Altman wrote in the late afternoon posting on X that McGrew and Zoph were leaving and that their decisions were independent of each other.
“The timing of Mira’s decision was such that it made sense to do so immediately so that we can work together for a smooth handover to the next generation of leadership,” Altman wrote.
He is the latest high-level executive to leave OpenAI, which has exploded in popularity and value since launching its ChatGPT chatbot in late 2022. OpenAI co-founder Ilya Sutskever and former security leader Jan Leike announced their departures in May. Co-founder John Schulman said last month he was leaving to join rival Anthropic.
OpenAI, which is backed by Microsoft, is currently seeking a funding round that would value the company at more than $150 billion, according to sources familiar with the situation who asked not to be identified because details of the round have not been made public. Thrive Capital is leading the round and plans to invest $1 billion, while Tiger Global plans to participate as well.
Microsoft, Nvidia and Apple are according to information also in investment talks.
Interim CEO for short
While OpenAI has been in hyper-development mode since late 2022, it has been at the same time fraught with controversy and executive departures, with some current and former employees concerned that the company is growing too fast to operate safely.
Murati became a household name when OpenAI’s board abruptly ousted Altman last November, and Murati was named interim CEO.
OpenAI’s board said in a statement at the time that Altman had not been “consistently candid in his communications with the board.” The Wall Street Journal and other media reported that Sutskever trained his focus on making sure AI didn’t harm people, while others, including Altman, were more eager to push the delivery of new technology.
Almost all OpenAI employees had signed an open letter saying they would quit in response to the board’s action. Days later, Altman returned to the company and Murati returned to her previous role as CTO. Board members Helen Toner and Tasha McCauley were out. Sutzkever was removed from the board but remained an employee at the time.
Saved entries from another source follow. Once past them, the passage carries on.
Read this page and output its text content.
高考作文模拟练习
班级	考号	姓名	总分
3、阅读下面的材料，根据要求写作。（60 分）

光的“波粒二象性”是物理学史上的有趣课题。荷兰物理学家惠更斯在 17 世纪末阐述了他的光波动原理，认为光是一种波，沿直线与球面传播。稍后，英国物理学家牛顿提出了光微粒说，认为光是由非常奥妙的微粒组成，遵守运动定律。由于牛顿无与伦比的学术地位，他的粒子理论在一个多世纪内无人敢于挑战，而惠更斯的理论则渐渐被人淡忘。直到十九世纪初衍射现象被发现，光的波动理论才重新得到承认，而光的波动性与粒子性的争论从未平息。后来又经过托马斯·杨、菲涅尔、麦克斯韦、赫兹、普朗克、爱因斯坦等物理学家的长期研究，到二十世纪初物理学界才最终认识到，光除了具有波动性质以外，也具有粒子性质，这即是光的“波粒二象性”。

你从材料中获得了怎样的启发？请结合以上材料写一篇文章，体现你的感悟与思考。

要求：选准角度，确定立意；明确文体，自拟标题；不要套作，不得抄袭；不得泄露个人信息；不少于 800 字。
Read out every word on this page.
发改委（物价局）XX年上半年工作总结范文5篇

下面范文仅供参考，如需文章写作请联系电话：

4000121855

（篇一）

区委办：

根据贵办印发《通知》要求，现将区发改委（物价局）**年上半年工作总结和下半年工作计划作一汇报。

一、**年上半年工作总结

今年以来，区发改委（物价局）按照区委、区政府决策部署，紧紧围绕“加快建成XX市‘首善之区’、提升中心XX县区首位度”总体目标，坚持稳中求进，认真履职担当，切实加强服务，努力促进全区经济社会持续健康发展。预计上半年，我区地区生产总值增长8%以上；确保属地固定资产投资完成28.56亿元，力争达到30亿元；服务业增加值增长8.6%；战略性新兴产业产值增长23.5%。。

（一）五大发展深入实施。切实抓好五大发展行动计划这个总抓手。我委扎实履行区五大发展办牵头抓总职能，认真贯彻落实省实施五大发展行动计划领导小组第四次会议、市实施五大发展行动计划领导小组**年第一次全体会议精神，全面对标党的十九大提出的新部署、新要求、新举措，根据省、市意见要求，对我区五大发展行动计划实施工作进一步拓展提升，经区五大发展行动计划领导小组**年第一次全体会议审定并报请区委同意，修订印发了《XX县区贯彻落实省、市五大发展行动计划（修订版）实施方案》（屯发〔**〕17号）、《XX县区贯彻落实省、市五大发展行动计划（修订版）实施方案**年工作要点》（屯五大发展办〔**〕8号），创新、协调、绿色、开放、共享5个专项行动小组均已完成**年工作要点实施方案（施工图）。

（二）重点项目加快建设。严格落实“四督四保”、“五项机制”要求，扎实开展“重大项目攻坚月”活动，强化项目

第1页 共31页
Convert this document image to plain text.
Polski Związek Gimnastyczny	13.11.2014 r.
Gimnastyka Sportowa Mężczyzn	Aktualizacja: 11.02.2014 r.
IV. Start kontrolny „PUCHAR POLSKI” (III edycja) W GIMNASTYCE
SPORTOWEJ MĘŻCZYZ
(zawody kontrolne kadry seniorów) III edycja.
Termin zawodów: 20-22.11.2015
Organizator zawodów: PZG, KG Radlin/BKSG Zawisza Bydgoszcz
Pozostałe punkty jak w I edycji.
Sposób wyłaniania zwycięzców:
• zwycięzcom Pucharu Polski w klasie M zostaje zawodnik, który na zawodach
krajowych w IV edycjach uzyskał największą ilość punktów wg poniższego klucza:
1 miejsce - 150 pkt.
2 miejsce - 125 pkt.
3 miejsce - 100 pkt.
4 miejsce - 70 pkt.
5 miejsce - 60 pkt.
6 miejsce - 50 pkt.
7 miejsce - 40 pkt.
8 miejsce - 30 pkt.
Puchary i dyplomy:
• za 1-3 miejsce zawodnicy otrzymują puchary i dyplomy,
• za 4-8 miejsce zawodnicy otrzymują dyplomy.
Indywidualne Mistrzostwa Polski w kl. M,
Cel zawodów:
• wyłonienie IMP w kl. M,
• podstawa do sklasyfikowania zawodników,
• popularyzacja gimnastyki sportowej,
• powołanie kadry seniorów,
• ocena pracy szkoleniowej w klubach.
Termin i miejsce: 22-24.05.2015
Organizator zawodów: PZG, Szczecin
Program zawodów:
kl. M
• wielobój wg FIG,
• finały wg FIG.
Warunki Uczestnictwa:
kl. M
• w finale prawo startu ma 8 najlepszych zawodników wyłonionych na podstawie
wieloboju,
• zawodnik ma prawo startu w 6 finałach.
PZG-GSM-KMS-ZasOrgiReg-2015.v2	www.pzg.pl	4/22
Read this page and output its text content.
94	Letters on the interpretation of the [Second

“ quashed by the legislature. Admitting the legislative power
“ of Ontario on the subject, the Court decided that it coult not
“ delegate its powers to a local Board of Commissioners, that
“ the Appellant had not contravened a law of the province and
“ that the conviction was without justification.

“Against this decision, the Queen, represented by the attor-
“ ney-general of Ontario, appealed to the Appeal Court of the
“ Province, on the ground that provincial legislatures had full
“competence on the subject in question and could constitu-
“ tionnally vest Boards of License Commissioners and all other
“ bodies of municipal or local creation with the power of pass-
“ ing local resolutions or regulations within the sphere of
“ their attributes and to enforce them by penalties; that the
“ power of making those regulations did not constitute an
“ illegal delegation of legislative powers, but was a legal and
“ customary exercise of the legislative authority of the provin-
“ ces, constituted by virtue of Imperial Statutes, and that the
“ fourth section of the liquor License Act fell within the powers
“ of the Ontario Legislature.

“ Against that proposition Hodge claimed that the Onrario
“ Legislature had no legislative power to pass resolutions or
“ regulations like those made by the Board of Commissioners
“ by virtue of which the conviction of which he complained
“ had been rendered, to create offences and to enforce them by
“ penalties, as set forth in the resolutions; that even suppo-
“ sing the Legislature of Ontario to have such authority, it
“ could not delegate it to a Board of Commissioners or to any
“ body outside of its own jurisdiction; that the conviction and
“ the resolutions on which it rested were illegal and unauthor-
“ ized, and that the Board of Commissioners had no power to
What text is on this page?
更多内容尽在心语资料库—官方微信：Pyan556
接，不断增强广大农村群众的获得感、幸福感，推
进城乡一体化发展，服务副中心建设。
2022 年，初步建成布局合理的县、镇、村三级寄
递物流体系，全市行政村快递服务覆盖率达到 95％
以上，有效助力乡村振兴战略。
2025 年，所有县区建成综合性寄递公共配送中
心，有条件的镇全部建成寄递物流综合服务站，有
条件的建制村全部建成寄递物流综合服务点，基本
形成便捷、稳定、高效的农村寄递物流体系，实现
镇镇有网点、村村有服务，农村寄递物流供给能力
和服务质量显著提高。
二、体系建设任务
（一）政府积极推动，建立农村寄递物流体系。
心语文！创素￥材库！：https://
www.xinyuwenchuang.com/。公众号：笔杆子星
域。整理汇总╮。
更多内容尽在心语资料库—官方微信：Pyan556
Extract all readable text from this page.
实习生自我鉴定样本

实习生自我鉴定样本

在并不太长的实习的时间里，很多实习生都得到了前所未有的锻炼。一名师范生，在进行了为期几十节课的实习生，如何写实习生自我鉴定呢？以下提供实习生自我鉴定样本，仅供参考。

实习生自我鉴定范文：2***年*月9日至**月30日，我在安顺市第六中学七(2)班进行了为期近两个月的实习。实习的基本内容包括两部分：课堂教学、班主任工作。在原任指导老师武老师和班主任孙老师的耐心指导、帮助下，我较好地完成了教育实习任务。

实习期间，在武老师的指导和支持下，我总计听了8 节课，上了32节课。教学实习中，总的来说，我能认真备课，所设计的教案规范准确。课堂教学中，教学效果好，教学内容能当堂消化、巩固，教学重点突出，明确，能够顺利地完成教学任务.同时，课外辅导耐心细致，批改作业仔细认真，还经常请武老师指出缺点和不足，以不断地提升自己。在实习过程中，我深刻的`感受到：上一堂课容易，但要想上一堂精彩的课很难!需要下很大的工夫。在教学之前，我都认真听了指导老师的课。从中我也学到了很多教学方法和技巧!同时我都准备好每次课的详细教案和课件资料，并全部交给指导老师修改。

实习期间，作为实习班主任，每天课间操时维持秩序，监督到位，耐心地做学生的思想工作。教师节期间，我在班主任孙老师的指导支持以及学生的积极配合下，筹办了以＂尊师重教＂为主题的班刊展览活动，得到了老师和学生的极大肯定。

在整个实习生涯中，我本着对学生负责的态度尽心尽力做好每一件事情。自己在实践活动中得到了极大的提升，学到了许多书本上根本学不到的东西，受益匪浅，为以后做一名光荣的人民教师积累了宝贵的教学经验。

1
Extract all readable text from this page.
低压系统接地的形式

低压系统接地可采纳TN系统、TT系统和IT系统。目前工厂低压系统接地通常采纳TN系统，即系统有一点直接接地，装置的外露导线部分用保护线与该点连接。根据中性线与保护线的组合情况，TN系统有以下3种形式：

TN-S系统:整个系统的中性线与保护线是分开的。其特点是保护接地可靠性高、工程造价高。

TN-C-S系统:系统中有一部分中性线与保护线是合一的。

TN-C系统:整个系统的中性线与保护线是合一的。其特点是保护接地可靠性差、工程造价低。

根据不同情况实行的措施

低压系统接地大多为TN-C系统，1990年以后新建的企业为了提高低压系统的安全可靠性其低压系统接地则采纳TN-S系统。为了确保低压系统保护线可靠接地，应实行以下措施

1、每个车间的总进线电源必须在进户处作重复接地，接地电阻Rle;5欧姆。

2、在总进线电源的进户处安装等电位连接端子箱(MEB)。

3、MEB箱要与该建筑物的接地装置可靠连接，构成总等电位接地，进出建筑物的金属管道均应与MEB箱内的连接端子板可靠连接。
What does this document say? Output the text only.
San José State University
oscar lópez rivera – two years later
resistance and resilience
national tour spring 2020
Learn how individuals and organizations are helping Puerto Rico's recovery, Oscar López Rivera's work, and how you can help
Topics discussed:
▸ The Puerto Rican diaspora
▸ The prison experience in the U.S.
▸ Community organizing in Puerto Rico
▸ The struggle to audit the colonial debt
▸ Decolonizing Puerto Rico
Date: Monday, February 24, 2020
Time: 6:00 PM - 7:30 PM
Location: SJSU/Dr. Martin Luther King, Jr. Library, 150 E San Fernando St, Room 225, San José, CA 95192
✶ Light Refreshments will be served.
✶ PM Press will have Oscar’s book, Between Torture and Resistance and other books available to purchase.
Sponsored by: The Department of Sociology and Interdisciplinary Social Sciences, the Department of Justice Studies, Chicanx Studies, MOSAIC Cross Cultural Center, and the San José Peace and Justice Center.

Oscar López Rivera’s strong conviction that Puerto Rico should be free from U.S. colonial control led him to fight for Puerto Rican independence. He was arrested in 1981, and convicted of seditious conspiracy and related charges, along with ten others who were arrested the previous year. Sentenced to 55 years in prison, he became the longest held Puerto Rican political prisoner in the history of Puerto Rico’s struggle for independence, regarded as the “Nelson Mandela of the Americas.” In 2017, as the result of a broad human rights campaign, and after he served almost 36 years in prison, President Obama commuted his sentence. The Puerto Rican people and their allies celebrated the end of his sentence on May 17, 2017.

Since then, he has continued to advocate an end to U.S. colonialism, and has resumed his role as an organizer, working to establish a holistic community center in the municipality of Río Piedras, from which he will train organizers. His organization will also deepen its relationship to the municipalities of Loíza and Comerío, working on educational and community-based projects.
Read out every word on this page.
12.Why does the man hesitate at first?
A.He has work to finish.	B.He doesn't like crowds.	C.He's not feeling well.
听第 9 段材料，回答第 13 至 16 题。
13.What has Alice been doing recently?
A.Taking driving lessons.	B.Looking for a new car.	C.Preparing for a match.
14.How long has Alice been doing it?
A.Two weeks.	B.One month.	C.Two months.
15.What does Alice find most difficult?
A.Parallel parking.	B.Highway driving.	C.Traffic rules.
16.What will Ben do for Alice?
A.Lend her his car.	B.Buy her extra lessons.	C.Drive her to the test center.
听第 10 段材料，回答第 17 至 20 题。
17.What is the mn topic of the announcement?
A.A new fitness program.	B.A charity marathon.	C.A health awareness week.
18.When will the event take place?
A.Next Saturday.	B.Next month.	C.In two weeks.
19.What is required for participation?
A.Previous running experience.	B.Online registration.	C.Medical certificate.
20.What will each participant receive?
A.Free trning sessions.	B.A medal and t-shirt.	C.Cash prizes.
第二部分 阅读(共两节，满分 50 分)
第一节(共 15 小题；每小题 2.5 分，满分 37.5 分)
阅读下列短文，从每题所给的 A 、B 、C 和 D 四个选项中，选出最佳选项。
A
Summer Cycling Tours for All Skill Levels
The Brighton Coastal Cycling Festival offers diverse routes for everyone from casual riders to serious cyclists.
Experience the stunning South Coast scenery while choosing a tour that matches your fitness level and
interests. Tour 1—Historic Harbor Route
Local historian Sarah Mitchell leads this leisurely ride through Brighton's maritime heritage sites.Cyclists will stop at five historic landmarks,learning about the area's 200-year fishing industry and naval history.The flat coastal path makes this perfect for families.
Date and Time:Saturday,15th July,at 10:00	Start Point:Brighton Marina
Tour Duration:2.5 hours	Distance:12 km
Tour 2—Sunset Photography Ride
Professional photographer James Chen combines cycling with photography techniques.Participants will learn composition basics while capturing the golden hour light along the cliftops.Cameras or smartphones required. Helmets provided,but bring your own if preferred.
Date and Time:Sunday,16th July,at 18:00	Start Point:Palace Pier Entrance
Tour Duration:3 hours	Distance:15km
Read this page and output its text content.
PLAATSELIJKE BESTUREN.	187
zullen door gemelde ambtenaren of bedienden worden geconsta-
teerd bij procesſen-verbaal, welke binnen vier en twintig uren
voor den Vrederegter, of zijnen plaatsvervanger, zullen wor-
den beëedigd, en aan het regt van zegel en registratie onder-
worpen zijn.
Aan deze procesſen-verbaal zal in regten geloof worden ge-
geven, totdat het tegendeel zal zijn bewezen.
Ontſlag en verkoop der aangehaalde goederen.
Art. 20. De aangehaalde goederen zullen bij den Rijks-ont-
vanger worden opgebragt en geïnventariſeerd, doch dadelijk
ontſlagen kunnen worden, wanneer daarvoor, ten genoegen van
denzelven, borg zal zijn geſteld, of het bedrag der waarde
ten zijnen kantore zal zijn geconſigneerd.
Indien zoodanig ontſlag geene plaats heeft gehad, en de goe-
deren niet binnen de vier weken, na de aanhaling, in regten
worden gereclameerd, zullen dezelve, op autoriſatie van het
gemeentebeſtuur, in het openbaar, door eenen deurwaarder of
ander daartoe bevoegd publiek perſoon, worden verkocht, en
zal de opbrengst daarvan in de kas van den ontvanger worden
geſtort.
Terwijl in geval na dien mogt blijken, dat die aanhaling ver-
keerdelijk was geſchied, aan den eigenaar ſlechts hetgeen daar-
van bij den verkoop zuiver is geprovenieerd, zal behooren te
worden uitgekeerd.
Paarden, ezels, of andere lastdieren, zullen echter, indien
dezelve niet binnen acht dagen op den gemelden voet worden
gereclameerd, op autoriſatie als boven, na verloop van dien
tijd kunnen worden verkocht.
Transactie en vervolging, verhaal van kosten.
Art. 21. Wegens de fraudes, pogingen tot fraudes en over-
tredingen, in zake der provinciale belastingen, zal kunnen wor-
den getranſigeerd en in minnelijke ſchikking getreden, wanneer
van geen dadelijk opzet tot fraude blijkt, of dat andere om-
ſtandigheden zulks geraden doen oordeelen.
Murati raised eyebrows in June, telling an audience at the Wall Street Journal’s WSJ Tech Live conference that new artificial intelligence tools will likely make some creative jobs disappear.
“Some creative work will maybe disappear, but maybe it shouldn’t have been there in the first place if the content that comes out of it isn’t very high quality,” Murati said in an on-stage interview, adding: “I really believe that the use of as a tool for education [and] creativity will expand our intelligence and creativity and imagination.”
McGrew wrote in a departure location on Wednesday that, since joining the “small non-profit organization” in January 2017, OpenAI has “become the most important research and development company in the world.” He said he is taking a break and that Mark Chen will lead the research team.
In one posting on XZoph called it “a natural point for me to explore new opportunities outside of OpenAI.” He added that “the post-training team has many talented leaders and is being left in good hands.”